# Lynskey Urbano



## Alaska Mike (Sep 28, 2008)

I have a Lynskey Urbano frameset on order. 15/12 thru-axles. I'm having them leave off the decals, partially because I'm considering some accent paint and partially because I hate the name Urbano.

It's going to be built with SRAM S700 hydraulic brakes and probably SRAM Force derailleurs. SRM power meter. For the moment I have a Niner gravel wheelset that will do the trick.
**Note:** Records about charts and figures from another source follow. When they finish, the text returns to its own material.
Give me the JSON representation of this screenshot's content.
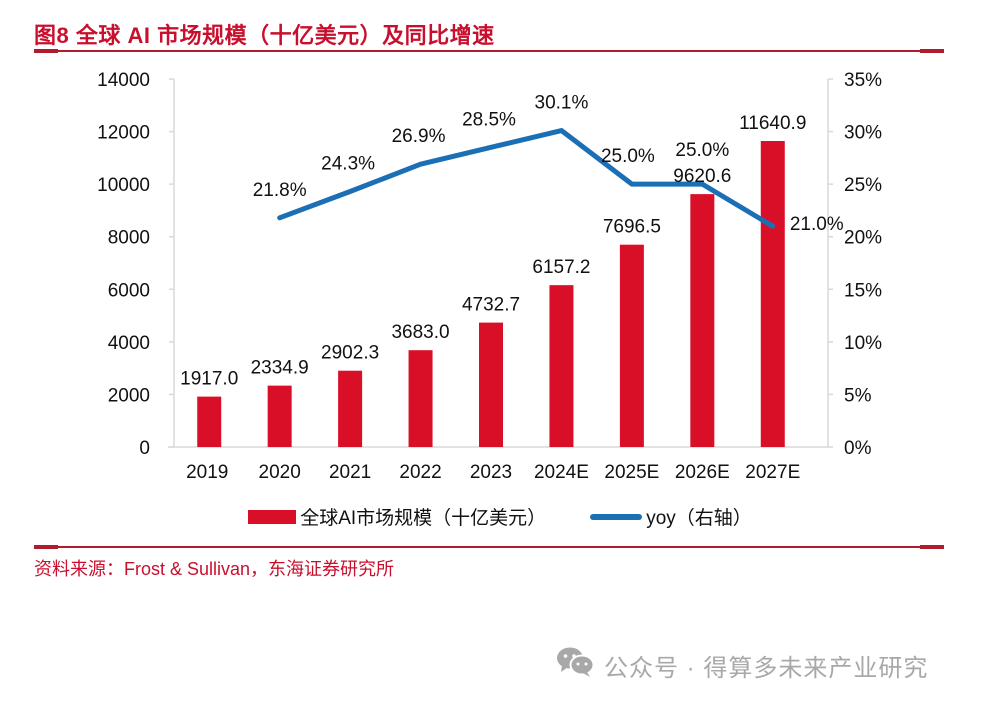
{
  "title": "图8  全球 AI 市场规模（十亿美元）及同比增速",
  "source": "资料来源：Frost & Sullivan，东海证券研究所",
  "watermark": {
    "icon": "wechat-icon",
    "text": "公众号 · 得算多未来产业研究"
  },
  "colors": {
    "bar": "#d90f27",
    "line": "#1b6fb5",
    "title": "#c8102e",
    "axis": "#d9d9d9"
  },
  "chart_data": {
    "type": "bar+line",
    "title": "全球 AI 市场规模（十亿美元）及同比增速",
    "categories": [
      "2019",
      "2020",
      "2021",
      "2022",
      "2023",
      "2024E",
      "2025E",
      "2026E",
      "2027E"
    ],
    "series": [
      {
        "name": "全球AI市场规模（十亿美元）",
        "type": "bar",
        "axis": "left",
        "values": [
          1917.0,
          2334.9,
          2902.3,
          3683.0,
          4732.7,
          6157.2,
          7696.5,
          9620.6,
          11640.9
        ],
        "labels": [
          "1917.0",
          "2334.9",
          "2902.3",
          "3683.0",
          "4732.7",
          "6157.2",
          "7696.5",
          "9620.6",
          "11640.9"
        ]
      },
      {
        "name": "yoy（右轴）",
        "type": "line",
        "axis": "right",
        "values": [
          null,
          21.8,
          24.3,
          26.9,
          28.5,
          30.1,
          25.0,
          25.0,
          21.0
        ],
        "labels": [
          null,
          "21.8%",
          "24.3%",
          "26.9%",
          "28.5%",
          "30.1%",
          "25.0%",
          "25.0%",
          "21.0%"
        ]
      }
    ],
    "y_left": {
      "range": [
        0,
        14000
      ],
      "ticks": [
        "0",
        "2000",
        "4000",
        "6000",
        "8000",
        "10000",
        "12000",
        "14000"
      ]
    },
    "y_right": {
      "range": [
        0,
        35
      ],
      "ticks": [
        "0%",
        "5%",
        "10%",
        "15%",
        "20%",
        "25%",
        "30%",
        "35%"
      ]
    },
    "xlabel": "",
    "ylabel": "",
    "grid": false,
    "legend": {
      "position": "bottom",
      "entries": [
        "全球AI市场规模（十亿美元）",
        "yoy（右轴）"
      ]
    }
  }
}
This is going to be my foul weather/gravel bike, and I'm still a little uncertain of how much I'm going to like it after years of race-oriented road bikes. It will certainly round out the quiver (this will make 8) considerably.


----------



## acg (Feb 13, 2011)

Alaska Mike said:


> I have a Lynskey Urbano frameset on order. 15/12 thru-axles. I'm having them leave off the decals, partially because I'm considering some accent paint and partially because I hate the name Urbano.
> 
> It's going to be built with SRAM S700 hydraulic brakes and probably SRAM Force derailleurs. SRM power meter. For the moment I have a Niner gravel wheelset that will do the trick.
> 
> This is going to be my foul weather/gravel bike, and I'm still a little uncertain of how much I'm going to like it after years of race-oriented road bikes. It will certainly round out the quiver (this will make 8) considerably.


Hi Mike,

I am considering the GR260 versus the Urbano. How are you liking your Urbano?


----------